▪Rowena▪

279 38 119
                                    

Söz verdiğim zamanda atamadığım için çok özür dilerim. Bazı internet sorunları ve köyde yaşama problemleri. Kusura bakmayın lütfen...



Esmer adam önündeki kupalara kahve doldururken bir yandan da arkada mutfak adasında oturan kadınla sohbet ediyordu. "Laura'ya uğramış sonra da eve gelmiş olmalı. Bana hala anlatmadı, okuldan erken ayrılmış ve Gwen bile bilmiyor. Muhtemelen benimde bilmediğimi sanıyor o sırada dışarıdaydım. Neyseki Laura'nın yanına gitmiştim. O da söylemese hiçbir şey bilmem."

Kızıl saçlı kadın oturduğu sandalyede geriye yaslanıp kollarını önünde bağladı. "Fazla evham yapıyorsun Tony. Alt tarafı okuldan çıkarken sana haber vermemiş. Genç o, gezmek istemiştir. Kasabada yalnız dolaşmasına neredeyse hiç izin vermiyorsun."

Tony iç çekip kupalardan birini ona uzatırken diğerinden küçük bir yudum aldı ve kadının karşısına oturdu. "Çünkü tehlikeli. Hem Peter hiç böyle yapmazdı. O akşam yemekte çok sessizdi, erkenden odasına kapandı, düşünceli gibiydi. Bir şey olmuş olmasın."
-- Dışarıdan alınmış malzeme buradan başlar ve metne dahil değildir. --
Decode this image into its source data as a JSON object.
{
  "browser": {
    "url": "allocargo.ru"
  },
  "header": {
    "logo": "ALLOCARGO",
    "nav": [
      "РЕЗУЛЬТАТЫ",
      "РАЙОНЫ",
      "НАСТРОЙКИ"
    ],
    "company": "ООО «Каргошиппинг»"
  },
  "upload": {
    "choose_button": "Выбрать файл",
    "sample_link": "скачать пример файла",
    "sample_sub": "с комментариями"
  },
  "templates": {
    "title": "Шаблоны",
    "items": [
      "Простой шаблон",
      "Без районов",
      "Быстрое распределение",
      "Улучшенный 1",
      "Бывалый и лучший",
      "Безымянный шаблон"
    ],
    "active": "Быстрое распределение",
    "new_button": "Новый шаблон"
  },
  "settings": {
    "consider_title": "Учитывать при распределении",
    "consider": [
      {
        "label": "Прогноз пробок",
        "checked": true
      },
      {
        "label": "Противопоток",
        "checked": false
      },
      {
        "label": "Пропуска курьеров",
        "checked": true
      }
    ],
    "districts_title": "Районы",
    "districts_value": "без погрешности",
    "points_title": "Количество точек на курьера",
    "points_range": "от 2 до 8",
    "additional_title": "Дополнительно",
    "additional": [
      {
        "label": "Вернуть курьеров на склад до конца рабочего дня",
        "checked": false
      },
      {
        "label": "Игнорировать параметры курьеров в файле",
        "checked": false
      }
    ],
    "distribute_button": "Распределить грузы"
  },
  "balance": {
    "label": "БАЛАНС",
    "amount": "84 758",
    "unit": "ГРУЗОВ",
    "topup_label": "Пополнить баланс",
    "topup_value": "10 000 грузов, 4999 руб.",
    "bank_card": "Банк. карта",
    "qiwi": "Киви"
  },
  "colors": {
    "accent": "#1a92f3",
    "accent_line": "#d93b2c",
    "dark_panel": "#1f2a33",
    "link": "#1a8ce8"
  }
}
"Evet, tabii. Kesin ormana gitmiş orda da bir sürü kavgasının ortasında kalmıştır(!)."

"Olmadı belki ama olabilirdi!"

"Peter ormana girmemesi gerektiğini biliyor, zaten kasaba sınırlarında vahşilerin ve vampirlerin girmesini engelleyen büyülü bariyer var. Hem, madem bu kadar eminsin neden ona sormuyorsun?"

"Bana anlatmaz, muhtemelen geçiştirir ya da yalan söyleyebilir."

"Ya da hiçbir şey olmamıştır ve direkt eve gelmiştir."

"Oğlumu tanıyorum Nat."

"Tamam! Öyle olsun. Artık şu konuyu kapayabilir miyiz? Çünkü bir sonuca varamıyoruz." Tony oflayarak kafasını salladı. Alfa kadın doğru söylüyordu. Belli ki yalnızca konuşup duracaklardı.

"Senin bugün toplantın yok muydu? Şu hastane ile." Natasha'nın sorusuna güldü Tony. "Evet vardı." diye cevapladı duvardaki saate bakarken. "Hatta yarım saat önce bitmiş olmalı."

"Ve sen evdesin çünkü?"

"Çünkü Strange'de toplantıya gelecek-ti." Natasha onun ne yaptığını anladığında omegaya 'sen iflah olmazsın' bakışları attı. "Birazdan burada olur değil mi?"

"Muhtemelen." Tony kahvesinden keyifli bir yudum aldıktan sonra aklına gelen şeyle sessizce gülmeye başladı. "Şimdi suratı da sinirden kıpkırmızı olmuştur." O gülmeye devam ederken evin içinde zil sesi yankılandı.

"Ah, işte geldi. Beklediğimden çabuk oldu." Tony acele etmeden kapıya gidip açtığında kendisini kızarmış suratlı bir Stephan karşıladı. Tıpkı tahmin ettiği gibi...

"Stephan!" dedi sanki buraya gelmesine şaşırmış gibi. "Neden geldin?"

"Neden mi? Çay saati için gelmiştim, kaçırdım mı yoksa!?" Alfa öfke akan sesiyle sorduğunda Tony bu kez gülmesini tutmadı. "Maalesef kaçırdın. Ama istersen başka şeyler var. Nat! Evde hiç zehir var mıydı? Sanki geçen hafta almıştık." Kafasını arkaya doğru çevirerek içeri seslendiğinde cevap gecikmedi.

"Evet! Bodrumdaki fare için. Biraz artmıştı."

"Harika! Ne fark ettim biliyor musun Strange? Bir haşereden hiç farkın yok. Rahatsız edici, mide bulandırıcı, ve çirkin. Vay canına aynısınız!" Stephan sinirle soluyarak içeri adımladı ve Tony'nin omuzuna çarparak eve girdi. "Bende senden nefret ediyorum Tony!"

Tony ona göz devirerek kapıyı kapadı. "Girebilirsin tabii ne demek." diye de söylendi peşinden giderken.

"Toplantıya neden gelmedin?" Omega, salonun ortasında bir o yana bir bu yana yürüyen alfaya baktı kollarını önünde bağlarken. Onu bu hale getirmiş olmaktan öyle zevk alıyordu ki.